Since becoming an Australian citizen in 1996 I have exercised my right to vote ticking either the Green or Labor boxes and preferencing accordingly. Never did I give the Liberal candidates a second thought, nor imagine that I ever would. Now, though, with Rudd’s extremely regressive forest policy, this looks to be the year that the Liberal team gets preferenced ahead of Labor.

Being spit in the face by Rudd and Garrett would generally not be enough to force a change of thinking as the Labor Party traditionally has been more “liberal” in its platforms and more “voter friendly” than the Liberal Party. But, pride aside, and as unfathomable as it seems (even to myself), I’ve become increasingly scared that Rudd and his team will be more ruinous on Tasmania than Howard ever was.

All my philosophical arguments for world peace, social and environmental justice, and economic sanity, are based around the simple Thoreau dictum: “In wildness is the preservation of the world”. With a solid majority of the world’s climate scientists understanding this, with more and more economists and corporate leaders understanding this, with the public increasingly aware of the importance of the environment in the health and wealth generation of our local and global societies, and, with even the more conservative, Weekend Australian, publishing a long article on Tasmania titled: “Logging itself into oblivion”, it is astounding to have Rudd and the Federal Labor policy makers give the environment (hence, jobs) a total write off. To say that this is insulting to every progressive thinker in Australia is an understatement.

Yes, I am very well aware of the Liberal Party’s social and environmental policies and how mean spirited they have been for the past ten years. However, with Rudd at the helm of a team of anti-environmentalists headed by Julia Gillard, Michael O’Connor, Kerry O’Brien and Dick Adams in Canberra along with the mendacious CFMEU, Paul Lennon, Gunns and the pro-logging mob down in Tasmania, I fear the worst for those of us left down here trying to protect, not only our fast diminishing native forests and prime agricultural farmlands, but any semblance of what remains of ethical democracy. And it is this latter component—erosion of democracy—that I worry about most.

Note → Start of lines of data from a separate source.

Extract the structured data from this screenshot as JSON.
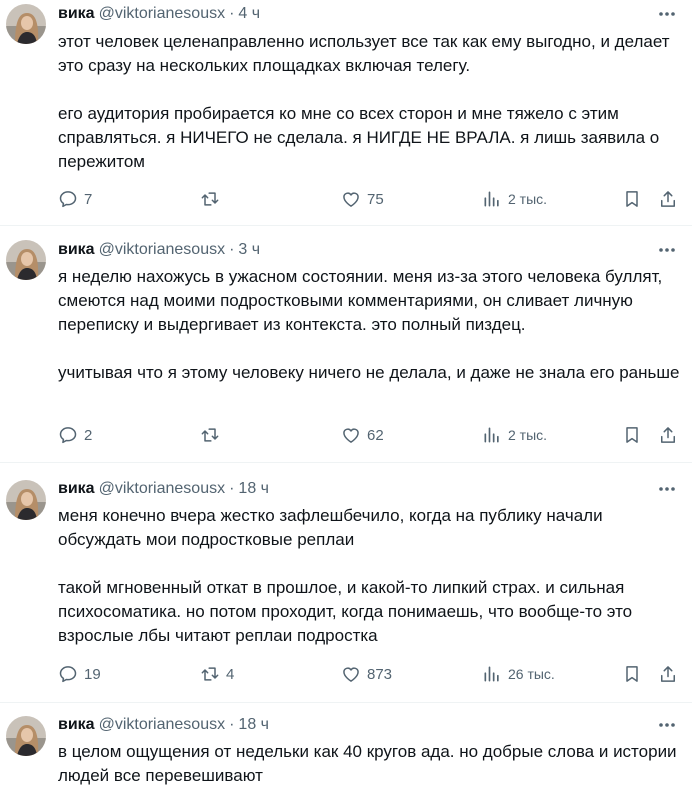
{
  "tweets": [
    {
      "name": "вика",
      "handle": "@viktorianesousx",
      "separator": "·",
      "time": "4 ч",
      "text": "этот человек целенаправленно использует все так как ему выгодно, и делает это сразу на нескольких площадках включая телегу.\n\nего аудитория пробирается ко мне со всех сторон и мне тяжело с этим справляться. я НИЧЕГО не сделала. я НИГДЕ НЕ ВРАЛА. я лишь заявила о пережитом",
      "replies": "7",
      "retweets": "",
      "likes": "75",
      "views": "2 тыс."
    },
    {
      "name": "вика",
      "handle": "@viktorianesousx",
      "separator": "·",
      "time": "3 ч",
      "text": "я неделю нахожусь в ужасном состоянии. меня из-за этого человека буллят, смеются над моими подростковыми комментариями, он сливает личную переписку и выдергивает из контекста. это полный пиздец.\n\nучитывая что я этому человеку ничего не делала, и даже не знала его раньше",
      "replies": "2",
      "retweets": "",
      "likes": "62",
      "views": "2 тыс."
    },
    {
      "name": "вика",
      "handle": "@viktorianesousx",
      "separator": "·",
      "time": "18 ч",
      "text": "меня конечно вчера жестко зафлешбечило, когда на публику начали обсуждать мои подростковые реплаи\n\nтакой мгновенный откат в прошлое, и какой-то липкий страх. и сильная психосоматика. но потом проходит, когда понимаешь, что вообще-то это взрослые лбы читают реплаи подростка",
      "replies": "19",
      "retweets": "4",
      "likes": "873",
      "views": "26 тыс."
    },
    {
      "name": "вика",
      "handle": "@viktorianesousx",
      "separator": "·",
      "time": "18 ч",
      "text": "в целом ощущения от недельки как 40 кругов ада. но добрые слова и истории людей все перевешивают"
    }
  ],
  "icons": {
    "reply": "reply-icon",
    "retweet": "retweet-icon",
    "like": "heart-icon",
    "views": "views-chart-icon",
    "bookmark": "bookmark-icon",
    "share": "share-icon",
    "more": "more-dots-icon"
  },
  "colors": {
    "text": "#0f1419",
    "secondary": "#536471",
    "divider": "#eff3f4"
  }
}
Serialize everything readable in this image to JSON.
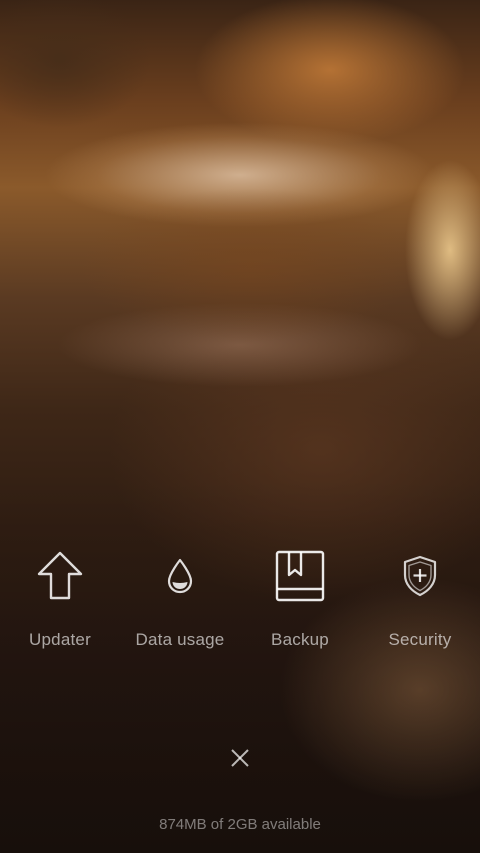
{
  "shortcuts": [
    {
      "label": "Updater",
      "icon": "arrow-up-icon"
    },
    {
      "label": "Data usage",
      "icon": "drop-icon"
    },
    {
      "label": "Backup",
      "icon": "book-bookmark-icon"
    },
    {
      "label": "Security",
      "icon": "shield-plus-icon"
    }
  ],
  "close": {
    "icon": "close-icon"
  },
  "storage": {
    "text": "874MB of 2GB available"
  },
  "colors": {
    "icon_primary": "#ffffff",
    "label_text": "#c9c3bf",
    "storage_text": "#a59c96"
  }
}
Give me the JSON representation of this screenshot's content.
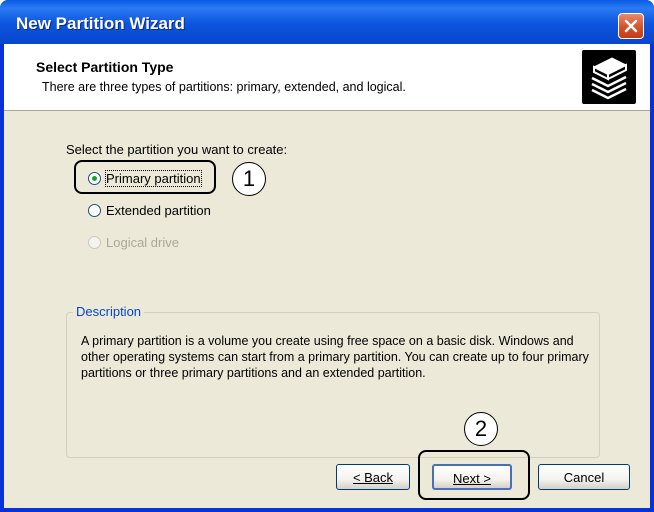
{
  "window": {
    "title": "New Partition Wizard"
  },
  "header": {
    "title": "Select Partition Type",
    "subtitle": "There are three types of partitions: primary, extended, and logical."
  },
  "content": {
    "prompt": "Select the partition you want to create:",
    "options": [
      {
        "label": "Primary partition",
        "selected": true,
        "enabled": true
      },
      {
        "label": "Extended partition",
        "selected": false,
        "enabled": true
      },
      {
        "label": "Logical drive",
        "selected": false,
        "enabled": false
      }
    ],
    "description": {
      "caption": "Description",
      "text": "A primary partition is a volume you create using free space on a basic disk. Windows and other operating systems can start from a primary partition. You can create up to four primary partitions or three primary partitions and an extended partition."
    }
  },
  "buttons": {
    "back": "< Back",
    "next": "Next >",
    "cancel": "Cancel"
  },
  "annotations": {
    "step1": "1",
    "step2": "2"
  },
  "icons": {
    "close": "close-icon",
    "wizard": "disk-partition-icon"
  },
  "colors": {
    "titlebar": "#0a5ae6",
    "client": "#ece9d8",
    "group_caption": "#0046d5",
    "radio_dot": "#21a121"
  }
}
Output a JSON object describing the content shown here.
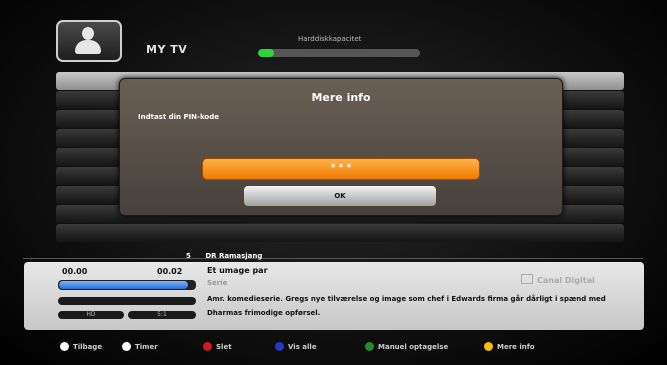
{
  "header": {
    "title": "MY TV",
    "capacity_label": "Harddiskkapacitet",
    "capacity_fraction": 0.1
  },
  "dialog": {
    "title": "Mere info",
    "prompt": "Indtast din PIN-kode",
    "pin_value": "* * *",
    "ok_label": "OK"
  },
  "channel": {
    "number": "5",
    "name": "DR Ramasjang"
  },
  "program": {
    "start": "00.00",
    "end": "00.02",
    "progress": 0.95,
    "title": "Et umage par",
    "genre": "Serie",
    "description": "Amr. komedieserie. Gregs nye tilværelse og image som chef i Edwards firma går dårligt i spænd med Dharmas frimodige opførsel.",
    "badge_hd": "HD",
    "badge_format": "5:1",
    "brand": "Canal Digital"
  },
  "footer": [
    {
      "label": "Tilbage",
      "color": "#ffffff",
      "icon": "back-icon"
    },
    {
      "label": "Timer",
      "color": "#ffffff",
      "icon": "play-icon"
    },
    {
      "label": "Slet",
      "color": "#d01a1a",
      "icon": "red-button-icon"
    },
    {
      "label": "Vis alle",
      "color": "#2637d0",
      "icon": "blue-button-icon"
    },
    {
      "label": "Manuel optagelse",
      "color": "#1f8f2a",
      "icon": "green-button-icon"
    },
    {
      "label": "Mere info",
      "color": "#f2c000",
      "icon": "yellow-button-icon"
    }
  ]
}
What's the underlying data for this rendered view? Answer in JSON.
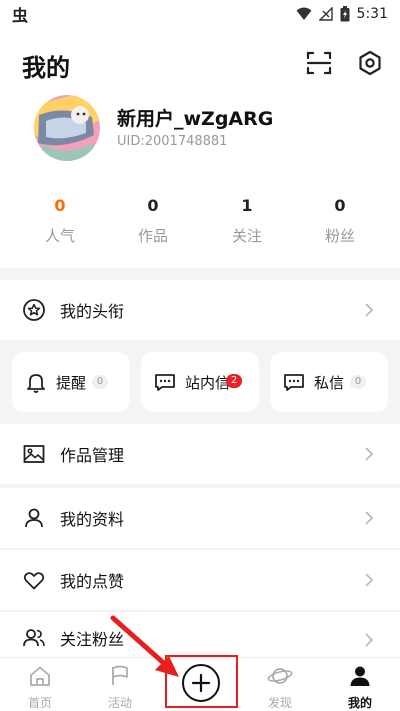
{
  "status_bar": {
    "left_glyph": "虫",
    "time": "5:31",
    "icons": [
      "wifi-icon",
      "signal-icon",
      "battery-icon"
    ]
  },
  "header": {
    "title": "我的",
    "icons": [
      "scan-icon",
      "settings-icon"
    ]
  },
  "profile": {
    "username": "新用户_wZgARG",
    "uid": "UID:2001748881"
  },
  "stats": [
    {
      "value": "0",
      "label": "人气",
      "highlight": true
    },
    {
      "value": "0",
      "label": "作品"
    },
    {
      "value": "1",
      "label": "关注"
    },
    {
      "value": "0",
      "label": "粉丝"
    }
  ],
  "title_item": {
    "label": "我的头衔"
  },
  "messages": [
    {
      "label": "提醒",
      "count": "0",
      "icon": "bell-icon"
    },
    {
      "label": "站内信",
      "count": "2",
      "icon": "chat-icon",
      "unread": true
    },
    {
      "label": "私信",
      "count": "0",
      "icon": "chat-icon"
    }
  ],
  "menu": [
    {
      "label": "作品管理",
      "icon": "image-icon"
    },
    {
      "label": "我的资料",
      "icon": "user-icon"
    },
    {
      "label": "我的点赞",
      "icon": "heart-icon"
    },
    {
      "label": "关注粉丝",
      "icon": "users-icon"
    }
  ],
  "tabbar": {
    "tabs": [
      {
        "label": "首页",
        "icon": "home-icon"
      },
      {
        "label": "活动",
        "icon": "flag-icon"
      },
      {
        "label": "",
        "icon": "plus-icon"
      },
      {
        "label": "发现",
        "icon": "planet-icon"
      },
      {
        "label": "我的",
        "icon": "person-icon",
        "active": true
      }
    ]
  },
  "colors": {
    "accent": "#ff6a00",
    "badge_red": "#e8202a",
    "annotation_red": "#e6201e",
    "background_gray": "#f4f4f4"
  }
}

Michael O’Connor of the CFMEU (construction, forestry, mining and electrical union) is on Labor’s national executive and is best mate with Julia Gillard, Premier Lennon and Gunns’ John Gay. If Federal Labor teams up with State Labor and O’Connor’s “hate the Greenie” union, any hope of an economic renaissance in Tasmania based upon the brand of “clean, green and intelligent” will be bulldozed into oblivion. The further entrenchment of a Lennon style bad boy’s government will spell disaster for enlightened governance.

There is no questioning that Howard, along with Eric Abetz in Tasmania, has been a nightmare. But to vote Labor just because one wants to get rid of one form of cancer, will only serve to replace within the body politic a more aggressive form of cancer. This I can’t stomach.

Call it tough love, or whatever, but I would rather have four more years of the little sh_t Howard, than a possible ten years being dictated to and governed by a union whose understanding of democracy and global climate change is limited to something out of the brutal dark ages. To get my vote back, Labor has to either dump the CFMEU or bring in those leaders and policy makers who truly, truly understand the total importance of a healthy environment in the making of a wealthy, just society.

My advice to the follower of Christ, Peter Garrett (opposition minister for the environment): “Get out of the Labor Party while you still have half a chance of obtaining a pass at the pearly gates.”

My advice to Rudd and Gillard is to put fridge magnets everywhere with this quote from global explorer, Peter Matthiessen:

In the forgetting that we, too, are animals, a part of nature, as dependent on its health and balance as any other mammal, we foolishly permit the unrestrained industrial erosion and poisoning of our Earth habitat that promises to leave mankind as desolate and bereft of hope as a turtle stripped live from its shell.